Entrepreneur John McAfee calls the gig economy empowerment; critics aren’t so sure. But whether you love it or hate it, the gig economy is here and it affects all spheres of life for those participating in the grind, including insurance. But is insurance keeping up? Drivers who take the wheel for Uber, Lyft and other ridesharing companies, and those who race deliveries across town for Grub Hub or Postmates may assume that in today’s age of constant innovation, their insurance policies are flexible enough to respond to any way they choose to use their cars. In many cases, they are wrong.
What’s the issue? All personal auto insurance policies have SOME restrictions for the commercial use of your car. What type and how severe the restrictions are will vary by insurer. A general rule of thumb is that the larger and more well known the insurer (IE you see their ads every time your TV is on), the more restrictive they will be on using your vehicle to earn cash. All insurers will exclude coverage when you are operating as a taxi or rideshare driver, but only SOME will void your coverage for food delivery. Some online insurers that target high risk clients actually exclude ALL coverage anytime you use your vehicle for work in any manner (even running out to take the deposit for your boss or to bring back lunch for the office).
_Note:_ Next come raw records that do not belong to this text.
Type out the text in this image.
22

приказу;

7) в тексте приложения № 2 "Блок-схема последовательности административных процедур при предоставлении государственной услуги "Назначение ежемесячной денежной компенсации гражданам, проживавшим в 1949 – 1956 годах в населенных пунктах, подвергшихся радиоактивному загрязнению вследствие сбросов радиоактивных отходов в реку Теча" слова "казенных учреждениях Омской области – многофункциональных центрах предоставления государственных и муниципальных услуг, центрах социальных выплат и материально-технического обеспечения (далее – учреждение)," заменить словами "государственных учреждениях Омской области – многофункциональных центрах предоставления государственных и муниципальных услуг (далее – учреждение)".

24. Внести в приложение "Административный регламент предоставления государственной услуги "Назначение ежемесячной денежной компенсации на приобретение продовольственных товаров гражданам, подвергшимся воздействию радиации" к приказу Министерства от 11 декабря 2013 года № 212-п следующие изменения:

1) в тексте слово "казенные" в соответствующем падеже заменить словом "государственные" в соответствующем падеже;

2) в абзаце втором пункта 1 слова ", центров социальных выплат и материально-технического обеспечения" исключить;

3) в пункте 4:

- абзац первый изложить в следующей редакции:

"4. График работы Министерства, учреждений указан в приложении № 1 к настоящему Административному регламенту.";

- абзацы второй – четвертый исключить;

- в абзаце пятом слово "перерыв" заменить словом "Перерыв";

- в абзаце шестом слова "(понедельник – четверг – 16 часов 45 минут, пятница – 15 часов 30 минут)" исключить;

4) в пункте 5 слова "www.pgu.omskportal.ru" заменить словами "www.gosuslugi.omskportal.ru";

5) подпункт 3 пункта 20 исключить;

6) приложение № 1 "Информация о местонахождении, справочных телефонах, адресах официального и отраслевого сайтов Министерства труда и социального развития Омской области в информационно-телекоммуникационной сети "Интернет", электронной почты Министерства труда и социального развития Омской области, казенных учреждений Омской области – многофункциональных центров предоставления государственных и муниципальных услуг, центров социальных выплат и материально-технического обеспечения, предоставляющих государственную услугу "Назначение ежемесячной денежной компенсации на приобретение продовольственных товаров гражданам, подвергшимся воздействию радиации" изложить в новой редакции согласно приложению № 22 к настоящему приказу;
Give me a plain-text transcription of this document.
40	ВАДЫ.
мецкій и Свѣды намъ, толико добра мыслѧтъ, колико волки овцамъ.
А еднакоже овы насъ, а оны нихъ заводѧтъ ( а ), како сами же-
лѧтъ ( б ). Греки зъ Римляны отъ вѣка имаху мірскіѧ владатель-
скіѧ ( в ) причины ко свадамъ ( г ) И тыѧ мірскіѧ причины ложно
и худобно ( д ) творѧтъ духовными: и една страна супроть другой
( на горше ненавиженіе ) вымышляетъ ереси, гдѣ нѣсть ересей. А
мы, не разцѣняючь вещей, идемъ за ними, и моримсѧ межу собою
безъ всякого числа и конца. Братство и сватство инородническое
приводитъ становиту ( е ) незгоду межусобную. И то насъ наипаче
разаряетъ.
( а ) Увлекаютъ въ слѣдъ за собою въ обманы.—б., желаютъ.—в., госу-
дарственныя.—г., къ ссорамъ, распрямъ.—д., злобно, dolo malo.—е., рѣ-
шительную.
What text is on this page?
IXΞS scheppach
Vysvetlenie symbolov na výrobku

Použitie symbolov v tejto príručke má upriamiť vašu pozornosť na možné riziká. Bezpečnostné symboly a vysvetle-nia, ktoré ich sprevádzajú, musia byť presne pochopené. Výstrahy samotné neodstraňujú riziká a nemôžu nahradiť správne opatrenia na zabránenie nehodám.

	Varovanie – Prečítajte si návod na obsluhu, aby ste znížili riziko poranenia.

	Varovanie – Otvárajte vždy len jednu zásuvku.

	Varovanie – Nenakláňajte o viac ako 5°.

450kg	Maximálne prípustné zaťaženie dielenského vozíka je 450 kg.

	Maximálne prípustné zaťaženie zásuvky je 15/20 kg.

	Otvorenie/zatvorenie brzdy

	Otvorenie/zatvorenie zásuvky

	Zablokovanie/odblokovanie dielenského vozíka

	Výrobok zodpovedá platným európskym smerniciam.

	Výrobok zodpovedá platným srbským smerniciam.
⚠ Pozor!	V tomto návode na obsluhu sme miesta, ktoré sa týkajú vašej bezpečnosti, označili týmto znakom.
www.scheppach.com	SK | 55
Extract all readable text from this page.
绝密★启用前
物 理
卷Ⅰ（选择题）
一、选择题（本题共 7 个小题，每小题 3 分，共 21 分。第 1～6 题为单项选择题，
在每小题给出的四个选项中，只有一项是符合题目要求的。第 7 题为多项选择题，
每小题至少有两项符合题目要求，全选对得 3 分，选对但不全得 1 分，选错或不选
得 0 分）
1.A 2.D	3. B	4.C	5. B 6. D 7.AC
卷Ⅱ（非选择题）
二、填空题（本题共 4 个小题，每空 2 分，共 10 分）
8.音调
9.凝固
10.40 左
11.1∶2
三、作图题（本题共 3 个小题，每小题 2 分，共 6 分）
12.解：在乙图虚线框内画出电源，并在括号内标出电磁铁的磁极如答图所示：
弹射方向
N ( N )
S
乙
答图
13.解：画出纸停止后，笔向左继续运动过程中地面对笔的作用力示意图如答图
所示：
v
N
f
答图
So what can you do? The first step is to make sure you are working with an insurer or agent with whom you can have a quick and easy conversation. Before you consider putting your car to work hauling people, food,…or anything for a fee, give them a call or text to check your coverage. If you presently buy insurance directly from an insurer consider getting quotes from an independent agent instead. If you are going to be using your car on the side for any type of commercial use you are much safer getting advice from a pro and not trying to work it out on your own.
What you will likely find when you contact your insurance adviser is that most rideshare programs will cover your liability insurance while you have passengers onboard but that you have a gap in coverage from the time when you turn on your app and troll for passengers until the time you pick up your fare. This gap can usually be filled by adding an endorsement on your policy. It may not be as expensive as you think.
Food and parcel delivery is another matter. Some providers cover you while you have a delivery on board and some do not. Those that do provide some insurance will only cover you once you have a delivery on board–not while you merely have the app turned on. This is where a conversation with your agent is vitally important because what you are delivering and who your insurer is will determine whether you need to buy extra coverage or not. Most independent agents will represent both companies that WILL provide insurance for delivery vehicles and those that will NOT, so once you have alerted your agent to your needs they will be able to make sure you are matched with the right insurer.
A final consideration is to always be up front. When you purchase a policy you will be signing an application and making certain affirmations. If you sign an application indicating that you do NOT drive for any commercial purposes but you actually do, you could find yourself in a situation where you actually void your policy for misrepresentation when, in fact, it might have covered you if you simply told the truth. Honesty really is the best policy.
The summary? Whether you find the Gig Economy a blessing or a curse, don’t be cursed by a lack of insurance. Ask questions, be up front, and work with a pro you trust!